ひとりでに映像化されてゆく、作中描写の数々。俺の目を盗みやがったな‼
- ★★★ Excellent!!!
この作品は近未来的な世界観で特殊工作員として生きる女性「橘 菊花」の活躍を中心に描いた、本格SFアクション小説です。
……と言いつつ、物語序章に彼女の姿はありません。ハラハラのプロローグから月日が流れての本編で、ようやく主人公お出ましとなります。
「あれ⁉ プロローグに出てきた人たちはどこいったの⁉」とプチ混乱をきたすかもしれませんが、大丈夫。読み進めるにつれて、物語は全部、絡まった紐をほどくように、綺麗につながっていきます。
そして、本編に入っても目まぐるしく展開されていく逃避行ドラマと、手に汗握るバトルの連続……。
この物語の凄い所は、恐ろしいほどに練り込まれたプロット、舞台設定、登場人物のキャラクター造形の深さ……など多々ありますが、中でも個人的に凄まじかったのが、臨場感溢れる作中描写の濃さでした。
文章を読み進めている内、各シーンが勝手に眼前に浮かんでくるんです。ハードボイルド風な作品の展開も相まって、まるで本格的な洋画を映画館で鑑賞しているような気分になってしまいました。
特に圧倒されたのが、数々の戦闘シーン。緻密なんだけど、決してくどいと感じさせない描写の連続が、キャラクターたちのアクションを鮮明に浮かび上がらせてくれます。
いやはや、恐ろしい視界ハッキングの手際です。笑い女……じゃなくて、作者のすずめ女史。
作中ドラマの進み方も本場洋画に劣らぬスリルに満ち溢れており、「ぎゃー! キッカが危なーい‼」「一体誰が敵で誰が味方なんだ……」と、ひたすらドキドキさせられてしまいます。
と、思いきや、ちょこちょこと差し挟まれるキャラクターのやり取りにほっこりさせられたり、ニヤニヤさせられちゃったりもして……。「ううむ、笑い女め。エンターテインメントの作り方というものを、熟知しておられる……」と、感服しっぱなしでした。
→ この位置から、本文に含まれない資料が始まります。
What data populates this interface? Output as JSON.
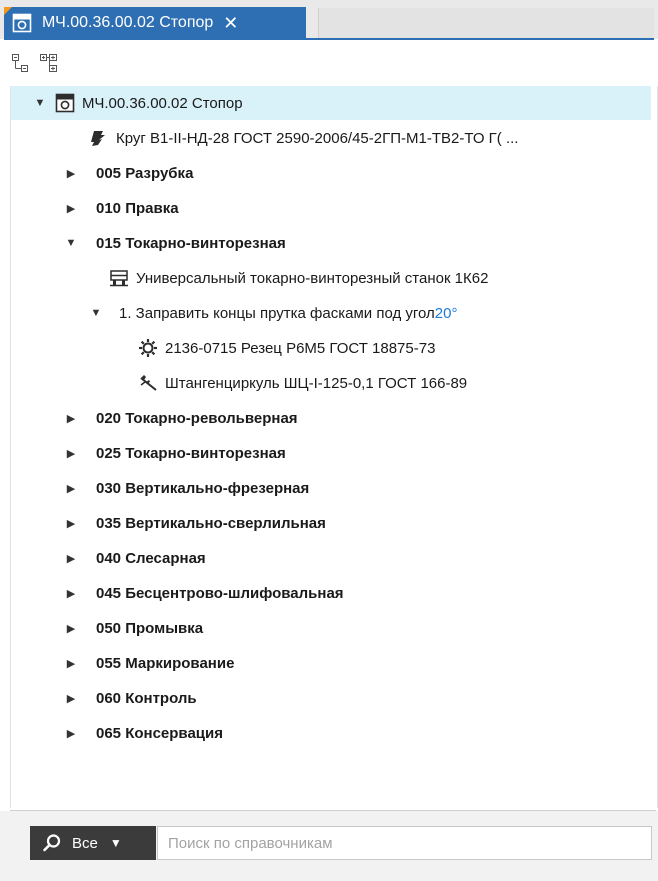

本編終了後に番外編が充実しているのも、嬉しい限りですね! キャラクターたちのドラマをさらに掘り下げてくれて、大満足でした!
特にラストエピソードの締め方が見事すぎて、個人的には号泣でした。私の喜怒哀楽を、どれほど弄べば気が済むのだ、笑い女め……。
ホントにもう、ドキドキワクワクハラハラシクシクの連続攻撃で、読み終わった後には、謎の洋画熱が沸き上がって止まらなくなってしまいます。
とりあえず私はこれからレンタルショップに赴き、某ステイサムとかトム・クルーズのアクション洋画を借りてきて、この熱を鎮めたいと思います!